Güvenilir olmayan Hıristiyan kaynaklarına dayanarak bilgi veren ilk müfessirlere göre, bu şehir Antakya’dır, olay Kral Antiochus zamanında vuku bulmuştur. Antakya, o zaman nüfusu 500 bin civarında Roma’nın önemli birkaç şehrinden biriydi. Şehir halkını uyarmak üzere gelen elçiler de Hz. İsa’nın üç havarisi olup, bunlar da Yuhanna, Pasla (Pavlus) ve Şem’unü’s-Safa (Simun Petrus)’dır. Bugün Antakyalılar onlara Yahya, Yunus ve Şem’un Safa diyorlar.

Fakat bu kurguda önemli boşluklar var: 1) Antakya’da Antiochus unvanıyla 13 kral M.Ö. 65 yılına kadar hüküm sürmüştür. 2) Hz. İsa’nın dünyada iken buraya elçiler gönderdiğine ilişkin elimizde bilgi yoktur. Hz. İsa’nın göğe çekilmesinden sonra ilk tebliğcilerin bu şehre geldiğini biliyoruz. 3) Ayette sözü edilen zatların bir “peygamberin elçileri” değil, “Allah’ın elçileri peygamberler” olduğu anlaşılıyor. Kur’an, onlar için “gönderilmiş (mürsel)” sıfatı kullanıyor, “Biz gönderdik” diyor. Burada söz konusu olan herhangi bir yerleşim biriminin olması daha kuvvetli bir ihtimaldir. Muhammet Esed, bu şehrin belli bir yerleşim merkezinden çok, verilmek istenen mesaj dolayısıyla “temsili bir yer” olduğunu söyler ve önce gönderilen iki elçinin Hz. Musa (as) ve Hz. İsa (as), onların sonraları üçüncü ve son elçi olan Hz. Muhammed (sas) olduğuna işaret eder.

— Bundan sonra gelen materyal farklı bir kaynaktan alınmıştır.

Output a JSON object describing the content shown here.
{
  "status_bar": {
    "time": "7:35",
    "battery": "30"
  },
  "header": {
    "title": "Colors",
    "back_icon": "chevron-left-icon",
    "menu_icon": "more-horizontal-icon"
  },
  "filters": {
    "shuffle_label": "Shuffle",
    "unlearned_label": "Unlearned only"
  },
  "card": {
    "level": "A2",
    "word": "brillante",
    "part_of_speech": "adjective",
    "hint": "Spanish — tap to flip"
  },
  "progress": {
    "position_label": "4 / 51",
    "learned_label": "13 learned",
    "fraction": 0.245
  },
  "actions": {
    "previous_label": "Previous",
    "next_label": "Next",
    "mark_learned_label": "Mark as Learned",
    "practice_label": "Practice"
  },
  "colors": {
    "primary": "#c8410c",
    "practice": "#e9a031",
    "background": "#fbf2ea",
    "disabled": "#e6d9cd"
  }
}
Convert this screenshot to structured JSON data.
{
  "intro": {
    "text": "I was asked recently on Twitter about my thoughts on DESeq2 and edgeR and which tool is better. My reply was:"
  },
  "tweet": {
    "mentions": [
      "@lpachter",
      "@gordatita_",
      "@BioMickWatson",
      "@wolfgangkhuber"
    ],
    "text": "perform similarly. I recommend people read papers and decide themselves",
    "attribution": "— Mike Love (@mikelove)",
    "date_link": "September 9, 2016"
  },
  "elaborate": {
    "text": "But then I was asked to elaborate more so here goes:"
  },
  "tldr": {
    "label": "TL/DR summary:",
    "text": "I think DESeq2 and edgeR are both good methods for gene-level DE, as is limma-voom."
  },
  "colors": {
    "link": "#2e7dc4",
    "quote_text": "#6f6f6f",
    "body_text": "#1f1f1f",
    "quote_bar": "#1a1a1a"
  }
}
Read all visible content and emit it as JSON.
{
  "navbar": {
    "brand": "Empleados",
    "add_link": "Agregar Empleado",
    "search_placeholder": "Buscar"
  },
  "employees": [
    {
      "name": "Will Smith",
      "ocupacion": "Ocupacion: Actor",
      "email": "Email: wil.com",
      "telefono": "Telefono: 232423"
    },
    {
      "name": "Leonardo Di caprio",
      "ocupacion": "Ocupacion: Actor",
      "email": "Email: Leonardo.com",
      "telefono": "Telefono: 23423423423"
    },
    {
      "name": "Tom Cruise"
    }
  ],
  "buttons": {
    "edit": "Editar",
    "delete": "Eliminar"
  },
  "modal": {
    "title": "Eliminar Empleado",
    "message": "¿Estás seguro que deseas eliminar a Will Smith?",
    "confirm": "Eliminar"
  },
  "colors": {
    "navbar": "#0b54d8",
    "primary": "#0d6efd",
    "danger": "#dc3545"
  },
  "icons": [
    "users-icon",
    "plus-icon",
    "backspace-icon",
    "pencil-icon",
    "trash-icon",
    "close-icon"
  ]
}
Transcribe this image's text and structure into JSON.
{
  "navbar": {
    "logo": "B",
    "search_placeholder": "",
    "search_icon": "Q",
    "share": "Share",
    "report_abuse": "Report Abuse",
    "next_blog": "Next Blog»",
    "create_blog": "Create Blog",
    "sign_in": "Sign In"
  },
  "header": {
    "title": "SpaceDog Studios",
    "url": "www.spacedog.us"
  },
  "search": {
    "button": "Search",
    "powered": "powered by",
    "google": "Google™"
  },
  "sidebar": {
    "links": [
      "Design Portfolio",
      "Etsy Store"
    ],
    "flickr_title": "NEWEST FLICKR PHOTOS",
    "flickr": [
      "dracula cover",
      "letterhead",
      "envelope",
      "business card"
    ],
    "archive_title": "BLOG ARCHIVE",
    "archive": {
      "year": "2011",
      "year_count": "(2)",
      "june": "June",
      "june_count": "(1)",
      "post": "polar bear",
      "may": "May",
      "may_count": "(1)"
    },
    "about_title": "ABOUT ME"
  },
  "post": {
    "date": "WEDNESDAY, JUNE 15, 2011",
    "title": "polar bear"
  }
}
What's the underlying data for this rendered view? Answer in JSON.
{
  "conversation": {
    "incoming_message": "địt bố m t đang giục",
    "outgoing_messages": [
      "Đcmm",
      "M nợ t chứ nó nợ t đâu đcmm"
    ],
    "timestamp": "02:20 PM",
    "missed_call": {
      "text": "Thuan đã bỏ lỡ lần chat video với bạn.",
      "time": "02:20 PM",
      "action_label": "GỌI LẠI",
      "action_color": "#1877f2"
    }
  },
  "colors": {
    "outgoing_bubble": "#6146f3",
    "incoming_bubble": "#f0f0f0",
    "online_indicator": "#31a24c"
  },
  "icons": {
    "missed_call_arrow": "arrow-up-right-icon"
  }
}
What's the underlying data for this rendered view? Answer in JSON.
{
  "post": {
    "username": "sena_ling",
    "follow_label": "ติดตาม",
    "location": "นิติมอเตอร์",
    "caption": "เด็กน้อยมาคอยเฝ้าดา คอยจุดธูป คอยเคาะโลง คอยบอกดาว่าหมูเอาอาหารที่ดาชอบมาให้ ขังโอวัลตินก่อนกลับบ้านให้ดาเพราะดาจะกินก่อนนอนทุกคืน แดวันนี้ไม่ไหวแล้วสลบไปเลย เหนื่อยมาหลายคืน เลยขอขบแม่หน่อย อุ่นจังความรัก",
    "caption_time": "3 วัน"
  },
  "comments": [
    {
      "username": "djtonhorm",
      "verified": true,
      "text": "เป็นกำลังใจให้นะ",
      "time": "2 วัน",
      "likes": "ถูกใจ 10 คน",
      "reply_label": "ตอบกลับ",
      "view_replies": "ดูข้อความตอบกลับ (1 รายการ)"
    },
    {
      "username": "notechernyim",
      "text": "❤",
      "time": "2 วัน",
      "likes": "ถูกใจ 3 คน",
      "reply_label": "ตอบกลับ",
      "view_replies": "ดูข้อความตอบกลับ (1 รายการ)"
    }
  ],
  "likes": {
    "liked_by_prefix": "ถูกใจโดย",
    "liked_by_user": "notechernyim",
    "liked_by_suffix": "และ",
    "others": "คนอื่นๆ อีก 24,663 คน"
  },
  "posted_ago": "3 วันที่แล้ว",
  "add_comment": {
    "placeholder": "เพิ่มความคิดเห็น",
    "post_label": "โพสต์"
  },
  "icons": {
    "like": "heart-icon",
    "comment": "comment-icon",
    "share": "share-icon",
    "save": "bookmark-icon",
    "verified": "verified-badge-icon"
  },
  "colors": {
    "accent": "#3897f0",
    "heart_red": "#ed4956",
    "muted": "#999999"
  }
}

Bu ikna edici görünmüyor: İlki, Mekke halkının da bir parça aşina olduğu bu olayın Hz. Muhammed (sas)’in nübüvvetinden çok önce vuku bulduğu ima ediliyor. İkincisi, Allah’ın yaşanmış tarihî olaylar dururken, temsili, farazi, kurgusal senaryolar üretmesine ihtiyacı yoktur. Bu türden yüzlerce olay vuku bulmuş, yani bir halk kendilerine gönderilen peygamberlerini yalanlamış, sonra da büyük bir azaba maruz kalmıştır.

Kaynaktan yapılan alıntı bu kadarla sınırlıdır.